Work Health & Safety in the 21st Century

I recently saw a thought-provoking RSA animation clip by Dave Coplin, Chief Envisioning Officer at Microsoft that had me wondering, if he is right, what is going to happen to a field such as work or occupational health and safety?

As more and more people move into the “knowledge industry”, just what is work – where do we do it – and where does OHS come in? We now talk about “WORK” health and safety. The focus is on the work people do – the place where they do the work is just one factor to consider. Our concept of work today differs markedly from previous years (when most of our concepts of OHS were developed).

And in the 21st century – with internet clouds and social media – where do people work?

People can work from everywhere or anywhere they can be productive – home, office, library, coffee shop, their car, in a park. It is not necessary for a (knowledge) worker to come in to a central workplace in order to perform the work. Increasingly we have all the tools we need in our pocket or purse! Yet the legal duty remains on the employer, to provide for the health and safety of employees at work.

Industrialisation over the past two centuries demanded standardised processes (& SOPs etc) to make organisations more effective. But are they still necessary in a non-industrial work setting?

Developing, learning and following procedures often means we are too busy being busy. So a major challenge is how we can manage technology, rather than it manage us. This has major implications for how we approach work – including how we deal with issues like health and safety.

As an example, open plan offices were first introduced in the belief – now contradicted – that they would promote collaboration with others and lead to better communication. Studies show the reality is the opposite – people still email a colleague 3 desks away. Open plan workplaces tend to make people feel exposed, so that our ancient, reptilian brain is on alert for ‘predators’ (viz the boss) more and more, increasing anxiety.

Furthermore, whereas extroverts are more comfortable in an open plan environment, studies show clearly that the work performance of those with introverted personalities suffers. Clearly it is not reasonable to require all people to be extroverts in order to fit in.

So we talk about ‘flexible’ working arrangements. However, does this mean necessarily ‘working from home’? Now one has the technology to choose the location where one wants to work and the means to take control over how one wants to work. Flexible working now means being mindful about the tasks one has to accomplish and the best places for one to work in to accomplish those tasks.

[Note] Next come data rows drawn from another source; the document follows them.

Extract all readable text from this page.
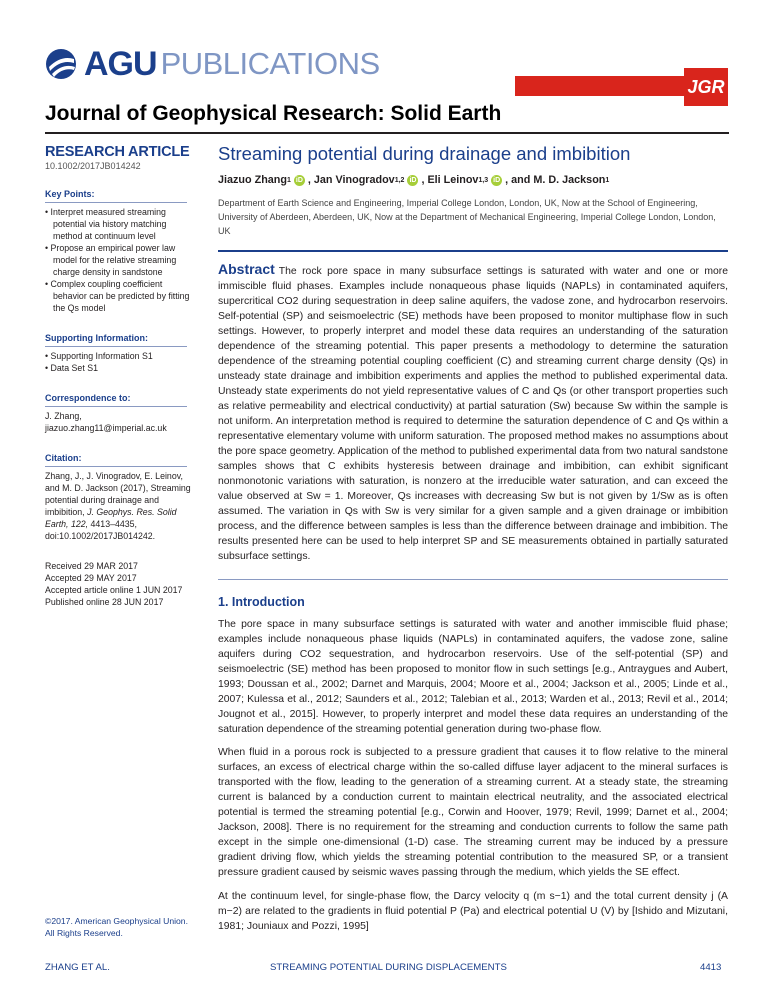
AGU PUBLICATIONS
JGR
Journal of Geophysical Research: Solid Earth
RESEARCH ARTICLE
10.1002/2017JB014242
Key Points:
• Interpret measured streaming potential via history matching method at continuum level
• Propose an empirical power law model for the relative streaming charge density in sandstone
• Complex coupling coefficient behavior can be predicted by fitting the Qs model
Supporting Information:
• Supporting Information S1
• Data Set S1
Correspondence to:
J. Zhang,
jiazuo.zhang11@imperial.ac.uk
Citation:
Zhang, J., J. Vinogradov, E. Leinov, and M. D. Jackson (2017), Streaming potential during drainage and imbibition, J. Geophys. Res. Solid Earth, 122, 4413–4435, doi:10.1002/2017JB014242.
Received 29 MAR 2017
Accepted 29 MAY 2017
Accepted article online 1 JUN 2017
Published online 28 JUN 2017
©2017. American Geophysical Union.
All Rights Reserved.
Streaming potential during drainage and imbibition
Jiazuo Zhang 1 iD , Jan Vinogradov 1,2 iD , Eli Leinov 1,3 iD , and
M. D. Jackson 1
Department of Earth Science and Engineering, Imperial College London, London, UK, Now at the School of Engineering, University of Aberdeen, Aberdeen, UK, Now at the Department of Mechanical Engineering, Imperial College London, London, UK
Abstract The rock pore space in many subsurface settings is saturated with water and one or more immiscible fluid phases. Examples include nonaqueous phase liquids (NAPLs) in contaminated aquifers, supercritical CO2 during sequestration in deep saline aquifers, the vadose zone, and hydrocarbon reservoirs. Self-potential (SP) and seismoelectric (SE) methods have been proposed to monitor multiphase flow in such settings. However, to properly interpret and model these data requires an understanding of the saturation dependence of the streaming potential. This paper presents a methodology to determine the saturation dependence of the streaming potential coupling coefficient (C) and streaming current charge density (Qs) in unsteady state drainage and imbibition experiments and applies the method to published experimental data. Unsteady state experiments do not yield representative values of C and Qs (or other transport properties such as relative permeability and electrical conductivity) at partial saturation (Sw) because Sw within the sample is not uniform. An interpretation method is required to determine the saturation dependence of C and Qs within a representative elementary volume with uniform saturation. The proposed method makes no assumptions about the pore space geometry. Application of the method to published experimental data from two natural sandstone samples shows that C exhibits hysteresis between drainage and imbibition, can exhibit significant nonmonotonic variations with saturation, is nonzero at the irreducible water saturation, and can exceed the value observed at Sw = 1. Moreover, Qs increases with decreasing Sw but is not given by 1/Sw as is often assumed. The variation in Qs with Sw is very similar for a given sample and a given drainage or imbibition process, and the difference between samples is less than the difference between drainage and imbibition. The results presented here can be used to help interpret SP and SE measurements obtained in partially saturated subsurface settings.
1. Introduction
The pore space in many subsurface settings is saturated with water and another immiscible fluid phase; examples include nonaqueous phase liquids (NAPLs) in contaminated aquifers, the vadose zone, saline aquifers during CO2 sequestration, and hydrocarbon reservoirs. Use of the self-potential (SP) and seismoelectric (SE) method has been proposed to monitor flow in such settings [e.g., Antraygues and Aubert, 1993; Doussan et al., 2002; Darnet and Marquis, 2004; Moore et al., 2004; Jackson et al., 2005; Linde et al., 2007; Kulessa et al., 2012; Saunders et al., 2012; Talebian et al., 2013; Warden et al., 2013; Revil et al., 2014; Jougnot et al., 2015]. However, to properly interpret and model these data requires an understanding of the saturation dependence of the streaming potential generation during two-phase flow.
When fluid in a porous rock is subjected to a pressure gradient that causes it to flow relative to the mineral surfaces, an excess of electrical charge within the so-called diffuse layer adjacent to the mineral surfaces is transported with the flow, leading to the generation of a streaming current. At a steady state, the streaming current is balanced by a conduction current to maintain electrical neutrality, and the associated electrical potential is termed the streaming potential [e.g., Corwin and Hoover, 1979; Revil, 1999; Darnet et al., 2004; Jackson, 2008]. There is no requirement for the streaming and conduction currents to follow the same path except in the simple one-dimensional (1-D) case. The streaming current may be induced by a pressure gradient driving flow, which yields the streaming potential contribution to the measured SP, or a transient pressure gradient caused by seismic waves passing through the medium, which yields the SE effect.
At the continuum level, for single-phase flow, the Darcy velocity q (m s−1) and the total current density j (A m−2) are related to the gradients in fluid potential P (Pa) and electrical potential U (V) by [Ishido and Mizutani, 1981; Jouniaux and Pozzi, 1995]
ZHANG ET AL.	STREAMING POTENTIAL DURING DISPLACEMENTS	4413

Usually the best insights come from impromptu and unstructured face-to-face conversations with people in corridors, car parks and cafes. How many times at a conference do our most productive chats occur at morning and lunch breaks? Indeed in some leading edge organisations (that embrace this re-imagining of work) – Google, Atlassian (an Australian company) and others – this spontaneity is built in to the work schedules.

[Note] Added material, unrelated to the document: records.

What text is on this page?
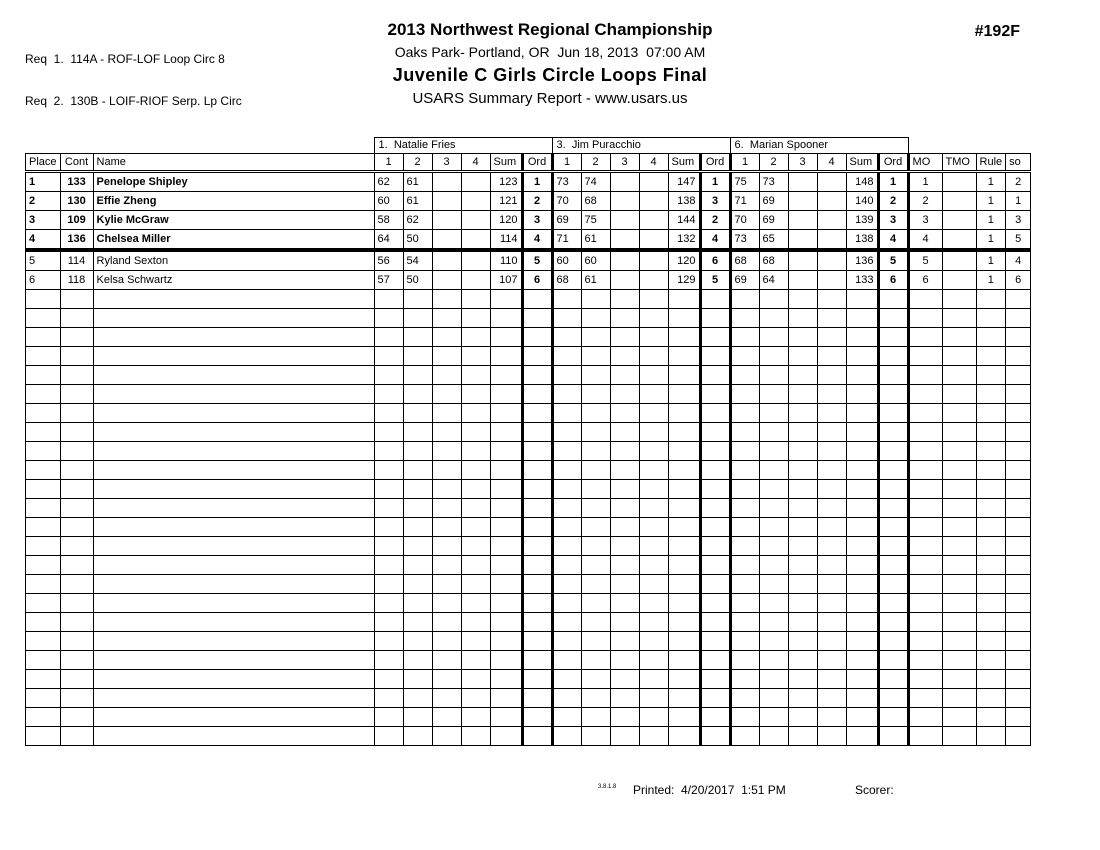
Req  1.  114A - ROF-LOF Loop Circ 8

Req  2.  130B - LOIF-RIOF Serp. Lp Circ

#192F
2013 Northwest Regional Championship
Oaks Park- Portland, OR  Jun 18, 2013  07:00 AM
Juvenile C Girls Circle Loops Final
USARS Summary Report - www.usars.us
			1.  Natalie Fries						3.  Jim Puracchio						6.  Marian Spooner									
Place	Cont	Name	1	2	3	4	Sum	Ord	1	2	3	4	Sum	Ord	1	2	3	4	Sum	Ord	MO	TMO	Rule	so
1	133	Penelope Shipley	62	61			123	1	73	74			147	1	75	73			148	1	1		1	2
2	130	Effie Zheng	60	61			121	2	70	68			138	3	71	69			140	2	2		1	1
3	109	Kylie McGraw	58	62			120	3	69	75			144	2	70	69			139	3	3		1	3
4	136	Chelsea Miller	64	50			114	4	71	61			132	4	73	65			138	4	4		1	5
5	114	Ryland Sexton	56	54			110	5	60	60			120	6	68	68			136	5	5		1	4
6	118	Kelsa Schwartz	57	50			107	6	68	61			129	5	69	64			133	6	6		1	6

3.8.1.8 Printed:  4/20/2017  1:51 PM	Scorer:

But in other organisations, it’s still a case of ‘bums on seats’. If we can’t see you, we don’t know you’re working! ¾ of the British workforce believe that remote workers will not work as hard as office-based staff. Other studies even show that workers who do work away from the office seem to have a sense of guilt and suspicion that others may think they’re not working at all – so they compensate by sending more emails and making more telephone calls to prove they are working.

To take advantage of all that ‘the Cloud’ and social media has to offer, organisations (and their managers) have to let go; they need to empower employees – to choose the best places to work, the best times to work, the best tools to use.